The snails are large and are most easily identifiable by a trap door they have on the bottom, Their tops are quite sharp, able to cut feet if stepped on, and they are found in shallow areas of lakes. “If they’re not collected up, you’ll see more and more of them,” MacInnes said.
However, that collection process is more complicated than just pulling snails out of the water.
“As we started talking to the regulatory authorities, they said, well, you need a licence to collect these,” MacInnes explained, adding there were legal reasons behind this requirement. “They are considered fish under the Fisheries Act, even though they’re an invasive species.”
He added they can also carry bacteria that can be harmful to humans if one doesn’t know how to properly handle them. Unregulated collection can also lead to further spread, say, if someone was collecting snails from the water, placing them on a dock, and then one was to be picked up by a seagull, and carried to another lake.

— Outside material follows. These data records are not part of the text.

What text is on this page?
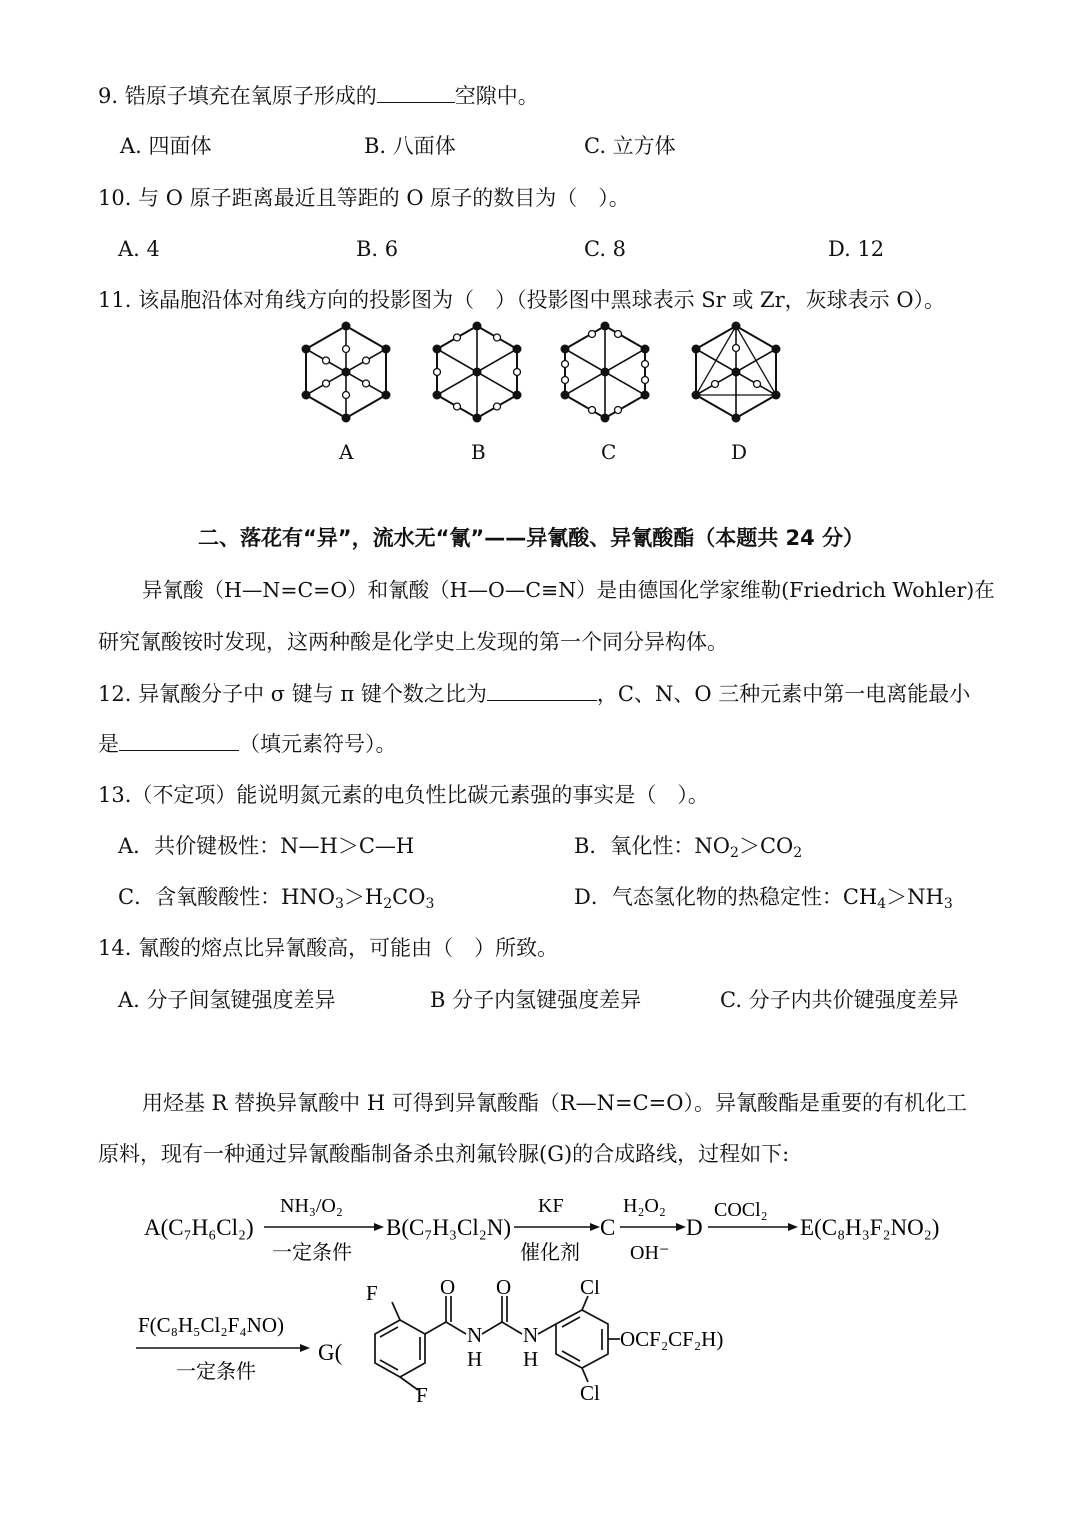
9. 锆原子填充在氧原子形成的	空隙中。
A. 四面体	B. 八面体	C. 立方体
10. 与 O 原子距离最近且等距的 O 原子的数目为（　）。
A. 4	B. 6	C. 8	D. 12
11. 该晶胞沿体对角线方向的投影图为（　）（投影图中黑球表示 Sr 或 Zr，灰球表示 O）。
A	B	C	D
二、落花有“异”，流水无“氰”——异氰酸、异氰酸酯（本题共 24 分）
异氰酸（H—N=C=O）和氰酸（H—O—C≡N）是由德国化学家维勒(Friedrich Wohler)在
研究氰酸铵时发现，这两种酸是化学史上发现的第一个同分异构体。
12. 异氰酸分子中 σ 键与 π 键个数之比为	，C、N、O 三种元素中第一电离能最小
是	（填元素符号）。
13.（不定项）能说明氮元素的电负性比碳元素强的事实是（　）。
A．共价键极性：N—H＞C—H	B．氧化性：$NO_2>CO_2$
C．含氧酸酸性：$HNO_3>H_2CO_3$	D．气态氢化物的热稳定性：$CH_4>NH_3$
14. 氰酸的熔点比异氰酸高，可能由（　）所致。
A. 分子间氢键强度差异	B 分子内氢键强度差异	C. 分子内共价键强度差异
用烃基 R 替换异氰酸中 H 可得到异氰酸酯（R—N=C=O）。异氰酸酯是重要的有机化工
原料，现有一种通过异氰酸酯制备杀虫剂氟铃脲(G)的合成路线，过程如下:
A(C₇H₆Cl₂)
NH₃/O₂
一定条件
B(C₇H₃Cl₂N)
KF
催化剂
C
H₂O₂
OH⁻
D
COCl₂
E(C₈H₃F₂NO₂)
F(C₈H₅Cl₂F₄NO)
一定条件
G(
F
F
O O
N
H
N
H
Cl
Cl
OCF₂CF₂H)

According to the Ontario Federation of Anglers and Hunters, the removal of one snail can result in as many as 100 fewer snails in a lake the next year. The snails also consume bass eggs, thereby lowering a lake’s bass population.
In a new type of program framework, the CHA has applied for a permit to allow for collection of the snails, and a training session for volunteers was taking place on Saturday, May 15.
“All volunteers, anyone who touches the snails, must take the training and be listed on the permit,” MacInnes said, explaining 235 people had signed up for the training. Anyone removing the snails without a permit can technically face penalties from conservation officers, and MacInnes said the creation of the program required approval from the MNRF, which is a partner organization on the project, along with the Ontario Federation of Anglers and Hunters and the Ontario Invasive Species Awareness Program.
Authorities will be notified of snail collection events, as well as where the snails are deposited. The creatures must be double-bagged and either buried or placed in landfills. Minden Hills Mayor Brent Devolin wondered if townships might have to amend their certificates of authority for landfills in order to permit the depositing of the snails.
Algonquin Highlands Mayor Carol Moffatt said she’d checked with her township’s environmental consultant agency and was told the township would not require an amendment for such. Moffatt noted there should probably be some communication with landfill attendants.
“People who work at landfills need to know they might be getting bags of snails, and that they’re permitted,” she said.
Dysart et al Mayor Andrea Roberts wondered what people should do if they think they see any of the snails, and MacInnes said that lake associations would be giving information about how to report sightings.
He said it’s expected the program will last a number of years, and that complete eradication was not the goal and likely impossible.
“But we need to control the population,” he said.